The derivative of a function measures the gradient of the function at various points, and this does not give you the solution for $t$ of the original. We can use the method of differentiation to analyze the equation, however:
$$\text{Let }f(t)=\ln t-3+\frac 3t$$
$$\text{Then }f'(t)=\frac 1t-\frac 3{t^2}$$
We can see that $f'(3)=0,\forall t\in (0,3),f(t)$ is decreasing, and $\forall t\in (3,+\infty),f(t)$ is increasing, so $t=3$ is a global minimum for the valid range of $t\in \mathbb R^+.$
Continuing the analysis:
$$\ln t=3\left(1-\frac 1t\right)\implies t={e^3\over e^{\frac 3t}}\implies e^{\frac 3t}={e^3\over t}$$
which is a nice near-symmetric equation.
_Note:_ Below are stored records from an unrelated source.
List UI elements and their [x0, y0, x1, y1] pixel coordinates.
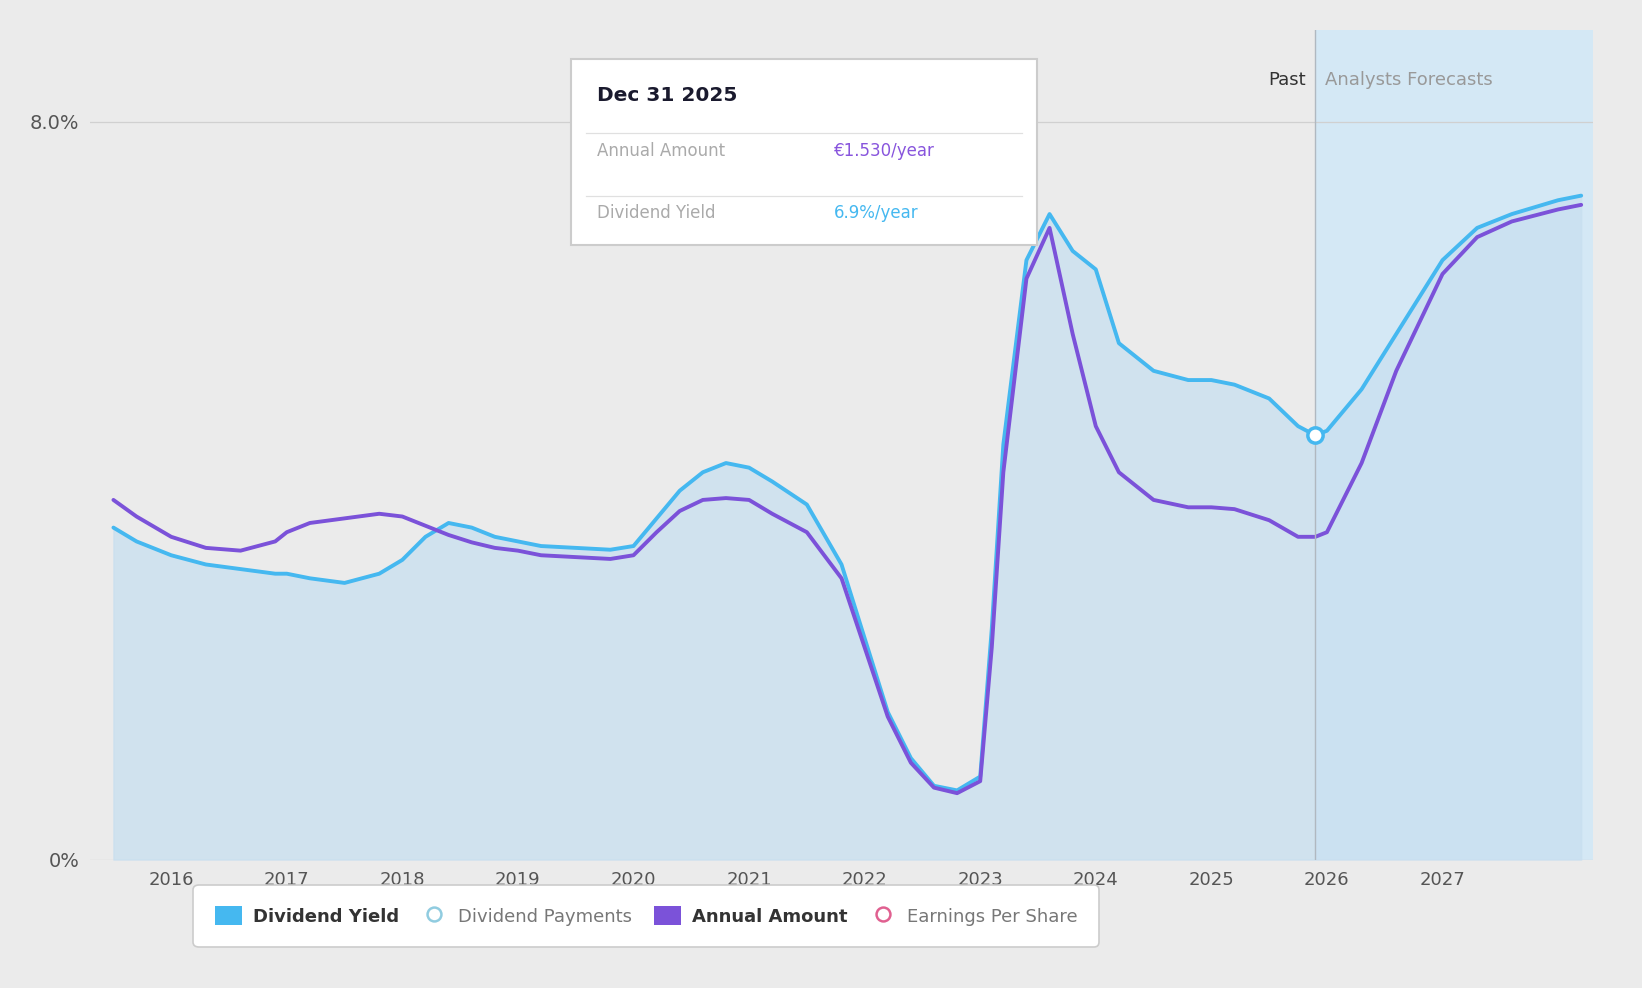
Text: Dec 31 2025: Dec 31 2025	[596, 86, 737, 105]
FancyBboxPatch shape	[571, 58, 1036, 245]
Text: 6.9%/year: 6.9%/year	[834, 204, 918, 222]
Text: Annual Amount: Annual Amount	[596, 141, 724, 160]
Text: Analysts Forecasts: Analysts Forecasts	[1325, 71, 1493, 89]
Bar	[1315, 30, 1642, 860]
Text: Past: Past	[1269, 71, 1305, 89]
Text: Dividend Yield: Dividend Yield	[596, 204, 716, 222]
Legend: Dividend Yield, Dividend Payments, Annual Amount, Earnings Per Share: Dividend Yield, Dividend Payments, Annua…	[199, 890, 1094, 942]
Text: €1.530/year: €1.530/year	[834, 141, 934, 160]
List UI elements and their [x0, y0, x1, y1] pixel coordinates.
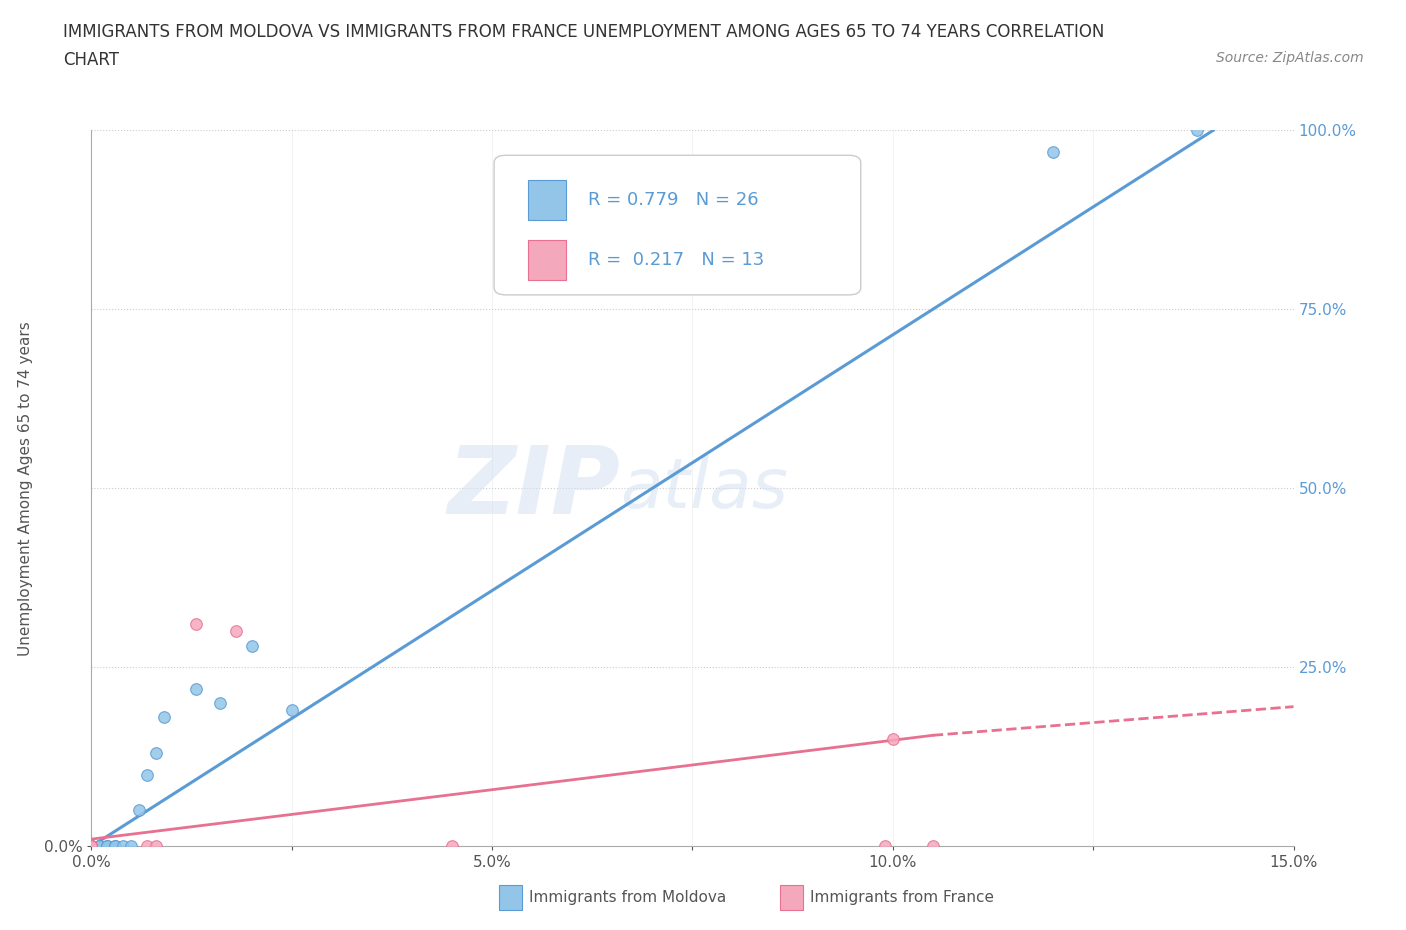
Bar: [527, 180, 567, 219]
Point: [1187, 123, 1209, 138]
Point: [208, 696, 231, 711]
FancyBboxPatch shape: [494, 155, 860, 295]
Point: [104, 839, 127, 854]
Point: [80, 839, 103, 854]
Point: [240, 638, 263, 653]
Point: [89, 839, 111, 854]
Point: [96, 839, 118, 854]
Point: [104, 839, 127, 854]
Point: [96, 839, 118, 854]
Point: [80, 839, 103, 854]
Point: [89, 839, 111, 854]
Point: [80, 839, 103, 854]
Point: [80, 839, 103, 854]
Point: [882, 732, 904, 747]
Text: Source: ZipAtlas.com: Source: ZipAtlas.com: [1216, 51, 1364, 65]
Point: [184, 682, 207, 697]
Point: [112, 839, 135, 854]
Point: [80, 839, 103, 854]
Bar: [527, 241, 567, 280]
Text: R =  0.217   N = 13: R = 0.217 N = 13: [588, 251, 763, 269]
Text: ZIP: ZIP: [447, 443, 620, 534]
Point: [121, 839, 143, 854]
Point: [1042, 144, 1064, 159]
Point: [96, 839, 118, 854]
Point: [152, 710, 174, 724]
Text: IMMIGRANTS FROM MOLDOVA VS IMMIGRANTS FROM FRANCE UNEMPLOYMENT AMONG AGES 65 TO : IMMIGRANTS FROM MOLDOVA VS IMMIGRANTS FR…: [63, 23, 1105, 41]
Point: [80, 839, 103, 854]
Point: [80, 839, 103, 854]
Point: [136, 839, 159, 854]
Point: [80, 839, 103, 854]
Point: [80, 839, 103, 854]
Point: [128, 804, 150, 818]
Point: [104, 839, 127, 854]
Point: [922, 839, 945, 854]
Text: R = 0.779   N = 26: R = 0.779 N = 26: [588, 191, 758, 209]
Point: [145, 839, 167, 854]
Point: [184, 617, 207, 631]
Text: Immigrants from France: Immigrants from France: [810, 890, 994, 905]
Text: CHART: CHART: [63, 51, 120, 69]
Point: [225, 624, 247, 639]
Text: atlas: atlas: [620, 455, 789, 522]
Text: Immigrants from Moldova: Immigrants from Moldova: [529, 890, 725, 905]
Point: [80, 839, 103, 854]
Point: [80, 839, 103, 854]
Point: [440, 839, 463, 854]
Point: [136, 767, 159, 782]
Point: [145, 746, 167, 761]
Point: [281, 703, 304, 718]
Y-axis label: Unemployment Among Ages 65 to 74 years: Unemployment Among Ages 65 to 74 years: [17, 321, 32, 656]
Point: [873, 839, 896, 854]
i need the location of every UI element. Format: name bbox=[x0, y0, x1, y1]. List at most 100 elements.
Observation now immediately shows that $t=1$ is a solution, but the other solution starts at the beginning again:
$$\ln t=3\left(1-\frac 1t\right)\implies \ln t^{\frac 13}=1-\frac 1t\le \ln e$$
$$\implies t^{\frac 13}\le e\implies t\le e^3\text{ and } \ln e^3\gt 3\left(1-\frac 1{e^3}\right)$$
$$\text{Also, }\ln (e^3-e^2)=2+\ln (e-1)\lt 3-\frac 3{e^3-e^2}$$
With this, we know that the other solution is for some $t\in (e^3-e^2,e^3).$ Graphing shows the actual value at $t\approx 16.8,$ and it is likely that further analysis could come up with a decent closed expression for this value.